While over the last three decades, ASD has been heavily researched [8], the neurobiological underpinnings of are not yet elucidated [9]. The brain’s frontal lobe is implicated in a range of abilities relevant to ASD, including social cognition and executive function [10]. Because behavioural evidence suggests that frontal lobe volume may be atypical in individuals with ASD [11], an examination of aspects of this region may provide some insight into the complexities of ASD. While studies have demonstrated atypical frontal lobe volume in those with ASD relative to neurotypical individuals [12], these findings do not explain the developmental trend of frontal lobe volume in individuals with ASD. Consequently, the status of the frontal lobes in individuals with ASD remains poorly understood. To date, no study has yet analysed frontal lobe data in autistic individuals over the age span. Because the relationship between head circumference and brain volume are dynamic over age within ASD, investigating the frontal lobe in ASD over age would be useful.

While the relationship between frontal lobe volume and autism diagnosis is difficult to discern, should such a relationship exist, it is likely that it is moderated by age [12]. For examples, there is evidence that between two to four years of age, autistic participants, compared to controls, have larger frontal lobe volume [12, 13]. The literature between childhood and young adulthood then tends to conclude that ASD diagnosis does not affect frontal lobe volume [12, 14, 15]. Similarly, during adulthood frontal lobe volume does not differ between ASD and N-ASD groups [16]. The majority of frontal lobe volume studies in the ASD literature include small to moderate samples of autistic participants. Considering the frequent cases of extreme brain volume identified in autistic individuals [17], the findings of studies with small sample sizes may not explain the entire variance of frontal lobe volume among those with ASD.

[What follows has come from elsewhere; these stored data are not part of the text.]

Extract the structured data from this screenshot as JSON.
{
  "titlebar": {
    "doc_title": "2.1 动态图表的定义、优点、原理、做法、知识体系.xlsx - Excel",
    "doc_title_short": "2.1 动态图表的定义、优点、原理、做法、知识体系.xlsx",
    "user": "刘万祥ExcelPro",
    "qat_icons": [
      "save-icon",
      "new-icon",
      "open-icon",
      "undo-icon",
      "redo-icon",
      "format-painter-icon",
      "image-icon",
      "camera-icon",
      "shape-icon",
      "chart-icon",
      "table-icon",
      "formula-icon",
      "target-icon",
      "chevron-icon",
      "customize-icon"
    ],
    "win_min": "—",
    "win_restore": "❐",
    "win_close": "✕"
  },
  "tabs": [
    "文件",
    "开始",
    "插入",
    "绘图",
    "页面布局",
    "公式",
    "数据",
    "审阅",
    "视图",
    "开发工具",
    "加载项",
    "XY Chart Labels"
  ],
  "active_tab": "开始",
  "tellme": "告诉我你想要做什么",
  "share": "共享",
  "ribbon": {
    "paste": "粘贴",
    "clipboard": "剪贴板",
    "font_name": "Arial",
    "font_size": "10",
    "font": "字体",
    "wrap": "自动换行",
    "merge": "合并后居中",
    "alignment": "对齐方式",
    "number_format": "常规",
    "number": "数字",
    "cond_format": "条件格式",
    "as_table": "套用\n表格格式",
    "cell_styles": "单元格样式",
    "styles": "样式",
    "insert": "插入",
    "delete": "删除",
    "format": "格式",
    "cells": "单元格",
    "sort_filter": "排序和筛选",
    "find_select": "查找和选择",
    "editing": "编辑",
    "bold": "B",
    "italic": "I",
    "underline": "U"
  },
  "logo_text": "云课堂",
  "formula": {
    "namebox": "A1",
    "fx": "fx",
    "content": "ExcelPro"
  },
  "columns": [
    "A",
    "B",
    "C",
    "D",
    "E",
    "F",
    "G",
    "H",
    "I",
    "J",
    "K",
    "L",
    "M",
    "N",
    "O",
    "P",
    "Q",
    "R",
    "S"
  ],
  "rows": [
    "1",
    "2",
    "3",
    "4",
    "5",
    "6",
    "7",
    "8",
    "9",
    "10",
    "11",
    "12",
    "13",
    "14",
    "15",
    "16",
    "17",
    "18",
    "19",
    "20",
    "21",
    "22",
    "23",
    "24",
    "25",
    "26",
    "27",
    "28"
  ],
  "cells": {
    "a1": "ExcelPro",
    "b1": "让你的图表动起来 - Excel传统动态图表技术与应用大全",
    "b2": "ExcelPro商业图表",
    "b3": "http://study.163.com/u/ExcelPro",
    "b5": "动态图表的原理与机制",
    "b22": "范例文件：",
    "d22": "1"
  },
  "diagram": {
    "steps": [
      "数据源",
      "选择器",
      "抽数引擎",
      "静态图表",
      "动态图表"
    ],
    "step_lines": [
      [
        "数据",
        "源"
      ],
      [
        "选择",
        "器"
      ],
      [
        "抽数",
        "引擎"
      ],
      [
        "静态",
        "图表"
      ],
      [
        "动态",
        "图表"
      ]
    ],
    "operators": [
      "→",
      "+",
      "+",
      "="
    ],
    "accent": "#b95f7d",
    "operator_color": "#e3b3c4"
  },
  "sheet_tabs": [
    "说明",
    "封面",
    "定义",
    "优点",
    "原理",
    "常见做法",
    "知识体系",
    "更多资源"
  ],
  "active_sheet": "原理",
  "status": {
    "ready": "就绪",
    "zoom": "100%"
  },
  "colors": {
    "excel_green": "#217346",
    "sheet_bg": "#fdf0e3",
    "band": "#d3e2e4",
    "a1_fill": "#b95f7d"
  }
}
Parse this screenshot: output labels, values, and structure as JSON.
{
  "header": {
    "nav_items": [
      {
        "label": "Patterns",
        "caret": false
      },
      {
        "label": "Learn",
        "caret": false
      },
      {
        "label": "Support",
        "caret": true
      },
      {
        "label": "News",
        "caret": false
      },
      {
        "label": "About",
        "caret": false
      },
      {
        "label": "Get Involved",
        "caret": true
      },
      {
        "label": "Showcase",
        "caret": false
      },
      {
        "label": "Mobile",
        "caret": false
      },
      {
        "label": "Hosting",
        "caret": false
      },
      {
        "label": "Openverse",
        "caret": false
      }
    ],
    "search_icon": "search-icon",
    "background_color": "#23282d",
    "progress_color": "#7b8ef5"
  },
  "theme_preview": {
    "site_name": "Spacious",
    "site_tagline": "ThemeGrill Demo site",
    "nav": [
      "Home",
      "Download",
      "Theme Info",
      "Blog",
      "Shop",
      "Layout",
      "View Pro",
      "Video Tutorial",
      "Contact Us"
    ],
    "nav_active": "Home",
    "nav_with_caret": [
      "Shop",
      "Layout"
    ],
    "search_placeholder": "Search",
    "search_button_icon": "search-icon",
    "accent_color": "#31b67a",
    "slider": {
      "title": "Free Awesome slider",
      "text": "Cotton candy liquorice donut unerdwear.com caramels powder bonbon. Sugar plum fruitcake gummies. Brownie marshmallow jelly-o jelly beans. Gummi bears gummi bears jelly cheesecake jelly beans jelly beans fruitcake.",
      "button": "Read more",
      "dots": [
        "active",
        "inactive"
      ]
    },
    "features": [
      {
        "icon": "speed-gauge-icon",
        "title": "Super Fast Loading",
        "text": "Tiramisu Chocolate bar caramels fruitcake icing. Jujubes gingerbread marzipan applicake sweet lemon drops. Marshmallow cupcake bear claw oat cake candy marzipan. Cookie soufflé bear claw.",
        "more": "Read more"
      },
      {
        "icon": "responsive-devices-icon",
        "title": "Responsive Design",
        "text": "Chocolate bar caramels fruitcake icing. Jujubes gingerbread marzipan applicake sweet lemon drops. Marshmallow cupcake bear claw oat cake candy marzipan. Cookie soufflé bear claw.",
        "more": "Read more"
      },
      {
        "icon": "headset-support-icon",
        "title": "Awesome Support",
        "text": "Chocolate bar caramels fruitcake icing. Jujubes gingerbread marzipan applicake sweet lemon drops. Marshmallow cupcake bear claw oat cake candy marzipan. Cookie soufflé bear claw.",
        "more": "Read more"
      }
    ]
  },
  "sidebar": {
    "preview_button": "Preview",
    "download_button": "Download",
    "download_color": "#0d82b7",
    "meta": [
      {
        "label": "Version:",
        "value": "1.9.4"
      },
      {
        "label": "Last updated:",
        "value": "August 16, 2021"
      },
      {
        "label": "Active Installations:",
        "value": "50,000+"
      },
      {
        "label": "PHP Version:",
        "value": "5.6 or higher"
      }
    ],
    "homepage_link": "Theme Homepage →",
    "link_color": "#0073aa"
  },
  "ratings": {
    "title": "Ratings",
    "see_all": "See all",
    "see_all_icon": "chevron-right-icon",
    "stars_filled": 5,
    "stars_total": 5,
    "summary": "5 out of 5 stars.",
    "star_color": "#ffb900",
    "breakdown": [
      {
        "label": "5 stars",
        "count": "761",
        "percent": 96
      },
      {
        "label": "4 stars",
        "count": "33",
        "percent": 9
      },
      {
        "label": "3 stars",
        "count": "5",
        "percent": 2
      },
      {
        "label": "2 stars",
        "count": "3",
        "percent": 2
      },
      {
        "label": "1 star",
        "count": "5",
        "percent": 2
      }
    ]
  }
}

No investigation of the relationship between ASD and frontal lobe volume, can be conducted without considering biological sex. Piven et al. [14] observed smaller frontal lobe volume in autistic females compared to non-autistic (N-ASD) females, but no difference in frontal lobe volume between autistic and N-ASD males. Notably, there was no analysis by age. Hence, separating data on the basis of biological sex when investigating frontal lobe volume in ASD seems warranted.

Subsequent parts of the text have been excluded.